Bullshit.  It is *very* far off.  Note the word "supposedly" in your
statement.  Please look at John Mashey's figures; I think they indicate
slightly higher (1.4 or 1.5 CPI?) for the '40; on the other hand, the R3000
got what, 1.2 or 1.3.

>     In any case, what really matters is how much work gets done per
>clock cycle, not how many instructions get done per cycle.  

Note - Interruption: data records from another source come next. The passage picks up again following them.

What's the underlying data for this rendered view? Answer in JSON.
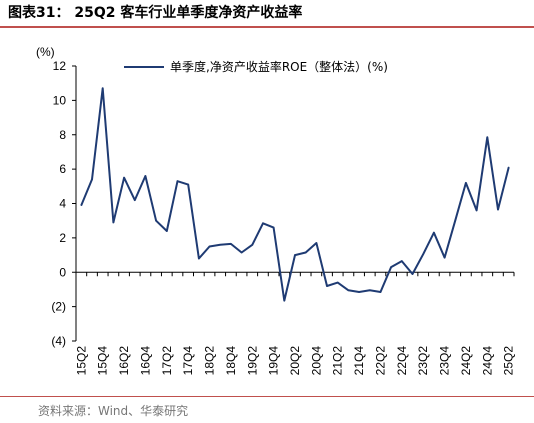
{
  "header": {
    "title": "图表31： 25Q2 客车行业单季度净资产收益率"
  },
  "footer": {
    "source": "资料来源：Wind、华泰研究"
  },
  "colors": {
    "series": "#1f3b73",
    "accent_rule": "#c0504d"
  },
  "chart_data": {
    "type": "line",
    "ylabel": "(%)",
    "ylim": [
      -4,
      12
    ],
    "y_ticks": [
      12,
      10,
      8,
      6,
      4,
      2,
      0,
      -2,
      -4
    ],
    "y_tick_labels": [
      "12",
      "10",
      "8",
      "6",
      "4",
      "2",
      "0",
      "(2)",
      "(4)"
    ],
    "grid": false,
    "legend_position": "top",
    "x_tick_labels": [
      "15Q2",
      "15Q4",
      "16Q2",
      "16Q4",
      "17Q2",
      "17Q4",
      "18Q2",
      "18Q4",
      "19Q2",
      "19Q4",
      "20Q2",
      "20Q4",
      "21Q2",
      "21Q4",
      "22Q2",
      "22Q4",
      "23Q2",
      "23Q4",
      "24Q2",
      "24Q4",
      "25Q2"
    ],
    "x": [
      "15Q2",
      "15Q3",
      "15Q4",
      "16Q1",
      "16Q2",
      "16Q3",
      "16Q4",
      "17Q1",
      "17Q2",
      "17Q3",
      "17Q4",
      "18Q1",
      "18Q2",
      "18Q3",
      "18Q4",
      "19Q1",
      "19Q2",
      "19Q3",
      "19Q4",
      "20Q1",
      "20Q2",
      "20Q3",
      "20Q4",
      "21Q1",
      "21Q2",
      "21Q3",
      "21Q4",
      "22Q1",
      "22Q2",
      "22Q3",
      "22Q4",
      "23Q1",
      "23Q2",
      "23Q3",
      "23Q4",
      "24Q1",
      "24Q2",
      "24Q3",
      "24Q4",
      "25Q1",
      "25Q2"
    ],
    "series": [
      {
        "name": "单季度,净资产收益率ROE（整体法）(%)",
        "values": [
          3.9,
          5.4,
          10.7,
          2.9,
          5.5,
          4.2,
          5.6,
          3.0,
          2.4,
          5.3,
          5.1,
          0.8,
          1.5,
          1.6,
          1.65,
          1.15,
          1.6,
          2.85,
          2.6,
          -1.65,
          1.0,
          1.15,
          1.7,
          -0.8,
          -0.6,
          -1.05,
          -1.15,
          -1.05,
          -1.15,
          0.3,
          0.65,
          -0.1,
          1.05,
          2.3,
          0.85,
          3.0,
          5.2,
          3.6,
          7.85,
          3.65,
          6.1
        ]
      }
    ]
  }
}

No, it doesn't.  What matters is *how quickly you can get your job done*.  I
don't care if you can do a POLY instruction in 3 cycles; if you still take 2
cycles to do an add, most current RISC chips will blow you away (unless your
application consists of POLY instructions).

|One example
|is the case of moving blocks of data from one memory location to another.
|A typical RISC must 1) initialize a loop (one or more instruction fetch/
|decodes) and in the body of the loop must 2) load a word into a register
|(one fetch/decode), 3) store from the register into the new location (one
|fetch/decode), 4) increment both addresses (probably two fetches/decodes),
|5) loop back to repeat until finished (at least one fetch/decode).  Some
|CISCs have something like a "repeat" instruction that will execute 
|another instruction (e.g. a storage-to-storage move) a given number of
|times while incrementing addresses in that instruction, so the whole
|operation may require as few as two fetches/decodes.  Other CISCs have
|single instructions capable of doing block moves, so they only need one
|fetch decode.  That means more of the cycles required get spent doing the
|actual work that needs to be done than would be the case with a RISC.  A
|CISC operating in such a way would be at the *opposite* end of the spectrum
|from "superscalar", but would get its work done more quickly anyway.

This was so precious I decided to keep all of it intact.

Note how, because "some" CISCs have a "repeat" instruction, which doesn't
necessarily buy you anything (talk to Henry Spencer), all CISCs are better.

Never mind that fact that for most RISCS and CISCs the code is almost
identical, with only optimizations for the specific processor.

Listen *very* carefully:  as of right now, the most popular chip that has a
repeat instruction is the '386 and '486.  For the '486, MOVS instruction, no
prefix, takes 7 clock cycles.  A "REP MOVSB" takes 5, *if you are moving 0
bytes*, 13, *if you are moving 1 byte*, and 12+3*(number of bytes).  The
overhead is essentially the same for setting up the rep instruction as it is
otherwise (unless you have other uses for the registers MOVS and REP want,
in which case you have to spill them, and reload, which is going to add even
more time).

The '40 doesn't have a repeat instruction; it's block-memory move loop looks
very much like the RISC version, except that the RISC versions can generally
take advantage of overlapping memory loads/stores.  I.e.

	lb	$temp, ($base + $inc)
	addu	$inc, 1, $inc
	sb	$temp, ($src + $inc)

can take a total of three cycles (well, four:  the sw needs to complete).  A
68k is likely to use something like

	mov.b	[a0+d1], [a1+d1]
	add.l	d1, $1

or somesuch (sorry I'm not completely up to date on my 68k assembly; it's
been a while).  Note that the mov instruction has two memory references;
this is BAD.  (Even if I'm wrong, and there's only one memory reference per
instruction, making it look like the RISC version, the '40 still doesn't
have overlapping loads, I believe.)

Go *learn* before you start stating that people who know a lot more than you
(not me; I mostly just nod my head and agree with people like mashey and
patterson) are complete fools for not doing things properly.

-- 
Sean Eric Fagan  | "I made the universe, but please don't blame me for it;
sef@kithrup.COM  |  I had a bellyache at the time."
-----------------+           -- The Turtle (Stephen King, _It_)
Any opinions expressed are my own, and generally unpopular with others.